Considero-o um bom treinador. Conhecedor, aglutinador, capaz de unir um grupo que o respeite e siga. É, por isso, ainda mais deprimente vê-lo, semana após semana, a encarnar um papel que não é o dele.

Falta um lado de Clough ao treinador português. Veja-se o que disse esta semana: «é fácil dizer mal do FC Porto», «a análise que se faz ao futebol do FC Porto é geralmente depreciativa».

Mas, caro Paulo: será isto que os associados esperam ouvir do treinador da equipa? Não seria mais ajuizado e acertado falar do que vemos, do que sentimos, do que é óbvio e objetivo? O que podem/devem escrever/dizer os jornalistas quando a equipa joga mal e comete erros sem fim?

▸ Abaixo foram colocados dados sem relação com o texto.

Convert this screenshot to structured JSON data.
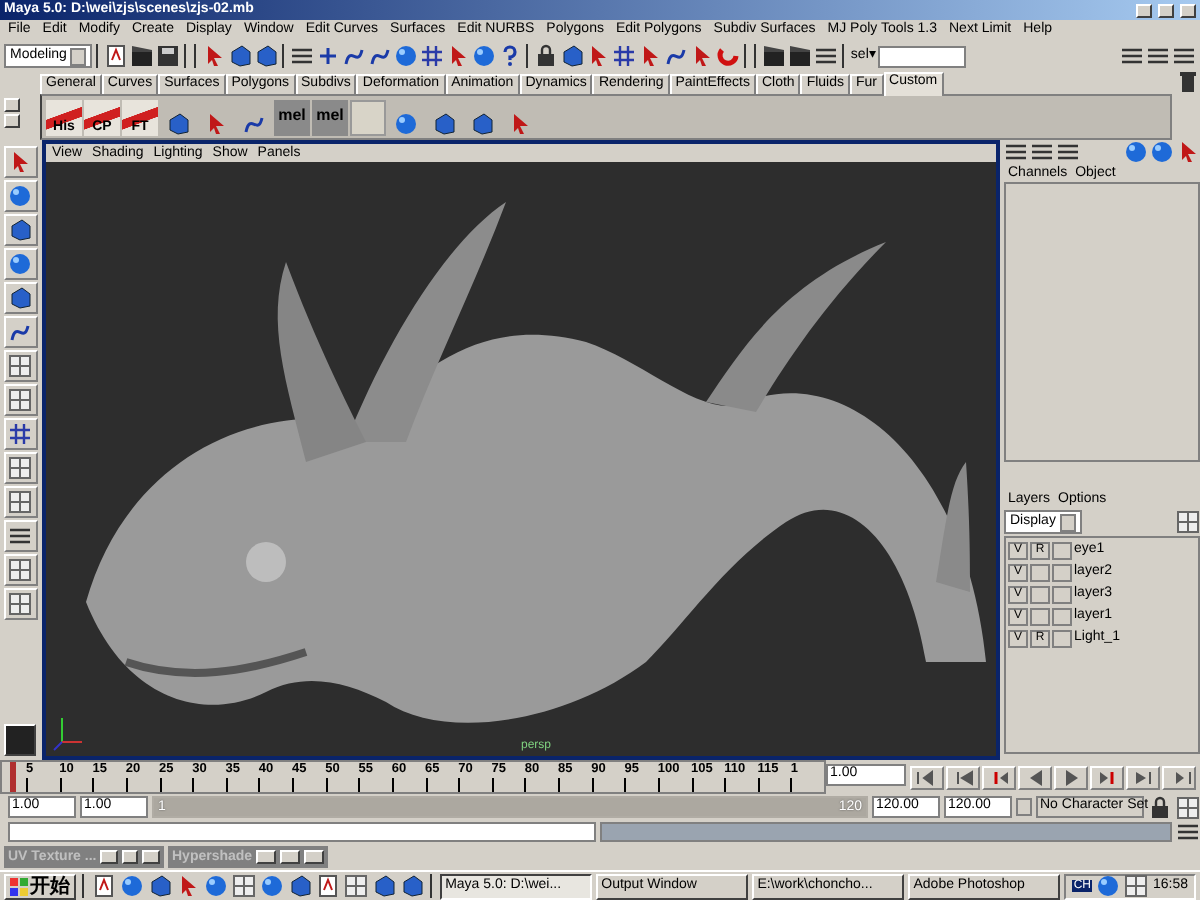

Desconheço o que diz Fonseca no balneário. Até pode ser um técnico duro e inflexível perante os lapsos da equipa. Talvez. O que vejo, nas salas de imprensa, é um homem a vender ideias em que nem o próprio acredita.

Falta instinto, falta liberdade, falta coração a Fonseca nestes contatos públicos. Se vir este filme sobre o homem que levou o modesto Nottingham Forest a dois títulos europeus, perceberá que o que lhe sopram ao ouvido nem sempre é o mais indicado.



PS: «The Book Thief» - de Brian Percival.

Uma rapariga, palavras, um homem com coração de acordeão, fanáticos Nazis, uma mulher de expressão dura e coração mole, um judeu habituado a fugir, um rapaz obcecado por Jesse Owens; a menina que rouba livros, bombardeamentos e a voz da morte.

O argumento é belo, as representações (Geoffrey Rush é extraordinário) pungentes, o cenário da vilazinha nos subúrbios de Munique é irrepreensível, o final comove e encaixa na perfeição.

Não está na corrida ao Óscar para Melhor Filme, uma pena. Os horrores da guerra pelo olhar de uma menina feita mulher demasiado cedo.



SOUNDCHECK:

«WE’RE IN THIS TOGETHER (Euro-96)» - Simply Red.
Só mesmo o futebol me faria falar sobre os Simply Red. My apologies, Mick! Esta é uma das raras boas músicas da banda inglesa. Surgiu de braço dado com o Campeonato da Europa e a melodia tranquila ficou comigo.

Do mesmo torneio prefiro, ainda assim, a «Football is coming home», dos Lightning Seeds.



PS: «Everyday Robots» - Damon Albarn.

O mestre de cerimónias dos Blur tem estreia a solo agendada para abril. O single do seu primeiro álbum já rola por aí e promete mais uma obra de coleção. Há um toque de Gorillaz, um pozinho de The Good, the Bad & the Queen e, claro, uma influência óbvia dos homens de Parklife. E a voz, a voz de Albarn continua irrepreensível.



VIRAR A PÁGINA:

«SOCCER: THE BRAZILIAN WAY» - Alex Bellos.
Bellos foi durante vários anos o correspondente do Guardian no Rio de Janeiro. O livro é uma deliciosa parada de personagens incomuns, um desfile de Carnaval com o futebol em cima dos carros alegóricos.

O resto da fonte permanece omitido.